Rıdvan Dilmen'in yazısı:
Lig maratonunda kötü oynarken kazanmak gelecek haftalar için bir avantajdır. Ancak Fenerbahçe’nin üst üste oynadığı iki maçtaki performansı biraz düşündürücü
Bu oyuna üç puan hakikaten süper. Sezona iyi başlayan, temposu göz kamaştıran Fenerbahçe, Sion rövanşında o kadar kötüydü ki, idare ettiler diye yorumladık. Ama idare biraz uzun sürdü. O kadar uzun sürdü ki iki puanı bırakıyorlardı.
Manisa takımını çok merak ediyordum. Üç maçta bir gol yemişlerdi. O da uzatma dakikalarında. Ve hiç kaybetmemişlerdi. Kadrolarına baktığımda fazla yabancıları da yok. Ama antrenörleri Mesut Bakkal, Fenerbahçe’yi o kadar iyi çalışmış ki, hücumlarını kesmek için bol alternatifler kullandı. Top Fenerbahçe’ye geçtiğinde takım halinde oyunu sıkıştırıyorlar ama ceza alanına gömülmeden, geniş alan bırakacaklarını anladıklarında hücum dönüşlerinde taktik faul yapıyorlar. Bu çalışılmış bir taktik. Geçen hafta Diyarbakır maçını da iyi analiz etmiş Manisa takımı. Oyuncuların yakın oynandığı zaman rahatsız olduğunu çözmüşler. Sürekli rahatsız ettiler.
Yedikleri ilk gole kadar pozisyon vermeden oyunu götürdüler. Dakikalar ilerledikçe Fenerbahçe sinirlenmeye başladı. Emre kırmızı kart gördükten sonra takım biraz hırslandı. Birkaç dakika sonra da gol geldi. Sahada hiç gözükmeyen Alex’in mükemmel pasına Güiza güzel bir koşu yaptı ve nefis bir ayak içi ile takımını rahatlattı. Manisa maçı bırakmadı ve oyunun sonuna doğru beraberliği buldular.

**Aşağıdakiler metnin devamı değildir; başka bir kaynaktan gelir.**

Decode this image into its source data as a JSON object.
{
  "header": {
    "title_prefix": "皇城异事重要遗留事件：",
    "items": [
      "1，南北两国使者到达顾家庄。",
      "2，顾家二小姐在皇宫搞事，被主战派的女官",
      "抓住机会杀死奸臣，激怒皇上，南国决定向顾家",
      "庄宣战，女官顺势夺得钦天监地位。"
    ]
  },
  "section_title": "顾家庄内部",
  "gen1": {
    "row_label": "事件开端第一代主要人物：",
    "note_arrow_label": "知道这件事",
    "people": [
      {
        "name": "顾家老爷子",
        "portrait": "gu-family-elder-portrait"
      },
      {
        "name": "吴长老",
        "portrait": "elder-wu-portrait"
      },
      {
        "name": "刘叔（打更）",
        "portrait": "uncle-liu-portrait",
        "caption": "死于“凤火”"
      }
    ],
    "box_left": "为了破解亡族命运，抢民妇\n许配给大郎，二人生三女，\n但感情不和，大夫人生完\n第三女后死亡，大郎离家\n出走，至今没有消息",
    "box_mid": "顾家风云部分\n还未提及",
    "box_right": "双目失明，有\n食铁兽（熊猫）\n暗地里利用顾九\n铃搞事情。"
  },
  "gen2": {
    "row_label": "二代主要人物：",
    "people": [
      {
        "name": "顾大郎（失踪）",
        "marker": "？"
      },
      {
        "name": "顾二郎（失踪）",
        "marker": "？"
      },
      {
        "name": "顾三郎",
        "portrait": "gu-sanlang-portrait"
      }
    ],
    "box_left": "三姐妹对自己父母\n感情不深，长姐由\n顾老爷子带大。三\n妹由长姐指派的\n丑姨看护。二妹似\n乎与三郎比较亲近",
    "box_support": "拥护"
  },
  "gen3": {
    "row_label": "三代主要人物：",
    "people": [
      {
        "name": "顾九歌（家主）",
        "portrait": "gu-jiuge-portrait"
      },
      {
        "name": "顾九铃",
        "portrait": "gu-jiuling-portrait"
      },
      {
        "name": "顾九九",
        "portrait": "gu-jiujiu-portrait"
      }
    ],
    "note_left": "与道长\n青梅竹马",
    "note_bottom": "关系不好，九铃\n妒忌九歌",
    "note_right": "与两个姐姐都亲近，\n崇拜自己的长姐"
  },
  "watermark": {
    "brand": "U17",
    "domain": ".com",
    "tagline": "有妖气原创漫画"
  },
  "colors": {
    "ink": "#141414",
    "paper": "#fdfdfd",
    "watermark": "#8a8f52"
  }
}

Muhtemelen Teknik Direktör Mesut Bakkal maç sonu yapacağı konuşmayı kafasında kurarken, “Kaybettiğimiz iki puan var. Galibiyeti kaçırdık” demeye hazırlanıyordu. Ancak 10 kişi kalan rakipten korkmanın, arkada 4-5 kişi bırakmanın faturasını ödediler. Önde bassalar bir puanı mutlaka alırlardı.
Lig maratonunda zaman zaman kötü oynarken kazanmak gelecek haftalar için bir avantajdır. Ancak Fenerbahçe’nin üst üste oynadığı iki maçtaki performansı biraz düşündürücü. Örneğin Santos arkası dönük oynadığında kayboluyor. Kazım bir var bir yok. Teknik Direktör Daum, Gökhan Gönül’ün sakatlığında bence yanlış bir kadro sahaya sürdü. Önder’i sağ bekte oynatıp, orta alanda Selçuk - Emre ikilisine görev vermeliydi. Yabancı hakkını Bilica’dan yana kullansaydı, arkadan daha rahat top çıkardı. Önder, Lugano ve Bekir düz oyuncular olduğundan, Cristian da sürekli savunmanın içine girdiğinden orta sahada Emre tek kaldı. Sahanın en iyisi olmasına rağmen yoruldu ve sinirlendi, sonuçta atıldı. Sağ bekte hiç tecrübesi olmayan (Gaziantep’te iki üç maç oynamıştı) Bekir hataydı. Sağ kanat hiç işlemedi.